C’est dans cette optique que le colonel Jean Dominique Nollet a profité de sa prise de parole pour tendre la main à la communauté des chercheurs réunie à l’occasion de cette botconf. « Nous avons besoin de travailler ensemble. Je vois énormément de travaux de recherche et d’analyses brillantes présentées ici depuis ce matin. Mais ce qu’il ne faut pas perdre de vue à mon sens, c’est que derrière ces botnets, il y a des gens. Et moi je veux trouver les noms et les mettre derrière les barreaux », explique le colonel.
Une mise en garde néanmoins : la gendarmerie ne peut pas se contenter de théories, elle cherche des preuves. « Quand on parle d’identifier quelqu’un, on ne peut pas se contenter d’une adresse IP », poursuit le colonel. Il n’est en effet pas suffisant d’attribuer à la va-vite dès lors que l’on s’apprête à poursuivre voire condamner des gens. Une dérive qu’il regrette : il exhorte d’ailleurs les experts présents dans la salle à être « plus stricts » sur l’attribution des attaques et à ne pas se laisser aller à de simples hypothèses sans disposer de preuves solides.
Differences de culture
Jean Dominique Nollet le sait, la collaboration entre les chercheurs et les autorités n’est pas toujours facile. Les premières questions du public abordent d’ailleurs ce sujet, soulignant la différence de culture entre les chercheurs qui ont pour habitude de collaborer de façon ouverte et les autorités, généralement moins loquaces. « Si je communique des informations sur une affaire à la gendarmerie est-ce que je peux espérer un retour de leur part ? », lance un des membres de l’audience.

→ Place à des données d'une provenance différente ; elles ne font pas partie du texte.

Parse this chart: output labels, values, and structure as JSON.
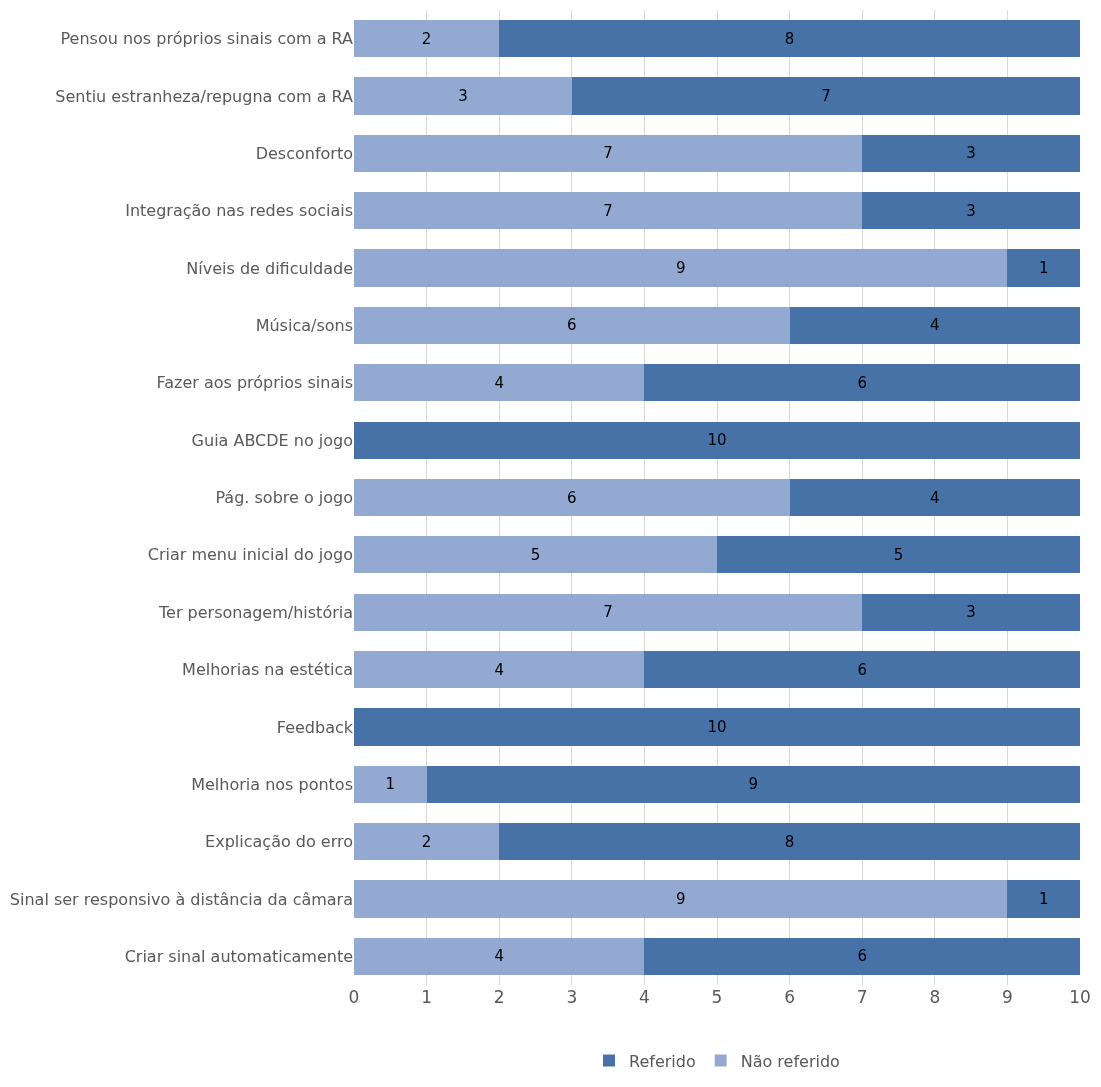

Les gendarmes sont tenus de respecter la loi, et ne peuvent pas se permettre de prendre leurs distances avec le cadre légal comme le font parfois les chercheurs de sociétés privées. « Et c’est pour ces mêmes raisons que je ne peux pas toujours donner tous les éléments, même aux gens qui viennent nous fournir du renseignement. Mais je vous invite à venir quand même nous parler. Les choses changent, même dans la gendarmerie. »
Le discours très franc du colonel semble tout de même avoir porté ses fruits, puisque les questions suivantes l’interrogent sur les recrutements du C3N. Et pour cela, il n’y a pas de secret : avoir des connaissances solides, venir taper à la porte de la gendarmerie et… Se préparer à enfiler l’uniforme. L’occasion pour le Jean Dominique Nollet de rappeler encore une particularité française : « On préfère prendre les ingénieurs et en faire des gendarmes, plutôt que de travailler avec des équipes d’ingénieurs externes. On préfère cette approche pour favoriser le travail en équipe et l’esprit de corps. » Une manière de rappeler que l’Anssi et le renseignement militaire ne sont pas les seules opportunités ouvertes à ceux qui souhaiteraient sauter le pas.